Выбрать главу

— Да, так и провожу.

— А когда ты находишь время для занятий науками и искусством?

— Ну, еще не хватало мне заботиться об этом!

Глядя как-то неопределенно на Уасема, Арфия в сомнении покачала головой. Потом вдруг сказала:

— Время бежит быстро, а мне еще предстоит долгий путь! И чтобы не прийти слишком поздно, как ты пришел сюда, надо… ох!

Она ухватилась за палку, воткнутую в землю, застонала слегка и выпрямилась, поднявшись с земли.

Но Уасем ответил с довольным видом:

— Я-то уже у цели! Мне осталось пройти только обратную дорогу! А вот ты, старуха, что будешь делать, как сама-то пойдешь ночью?

Она улыбнулась ему своей загадочной улыбкой и простерла над ним руку.

— Оставайся с миром.
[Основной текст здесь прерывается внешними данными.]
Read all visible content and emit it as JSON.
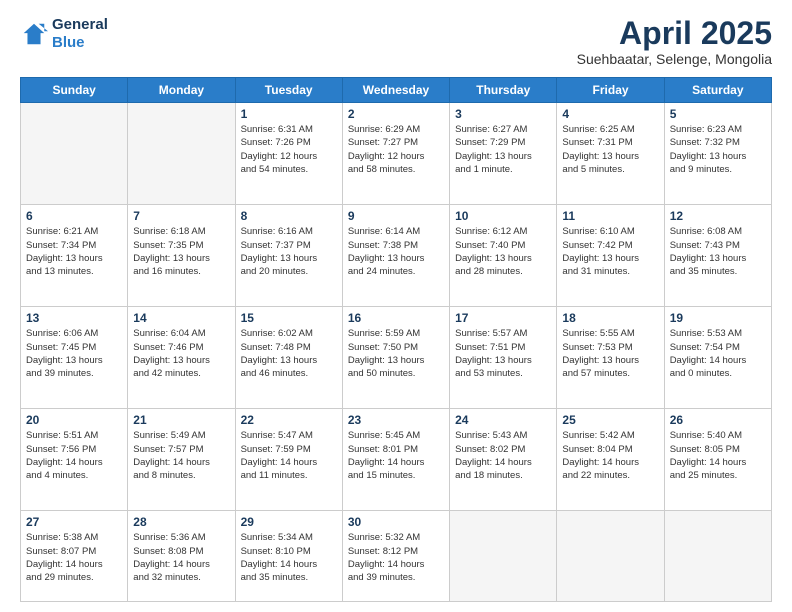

Я пойду ночью так же, как мог бы и ты пойти отсюда завтра утром!

И, повернувшись к нему спиной, молча ушла.

Уасем смотрел на ее темный силуэт, угадывая во мраке стройные бедра, которые, покачиваясь при ходьбе, колыхали складки платья.

Поначалу, пораженный внезапностью ее ухода, он не мог произнести ни слова. Потом, когда она скрылась из виду, пробурчал:

— Почему «мог бы пойти»? Вот старая дура! Я пойду! И завтра же!.. Да, завтра утром у господина Шадли, покровителя наук и искусств, подадут к столу пирожное со взбитыми сливками, конечно… О нет! Еще не все потеряно! — И он снова улегся на прежнее место, вытянувшись во всю свою длину. — И нельзя забывать, что завтрак — это еще и обещание обеда! Не дадут же мне покинуть дом, прежде чем я не соглашусь пообедать по меньшей мере! Такой замечательный человек этот господин Шадли! Высокообразованный! Я уже начинаю чувствовать голод… ох-ох-о-о-о.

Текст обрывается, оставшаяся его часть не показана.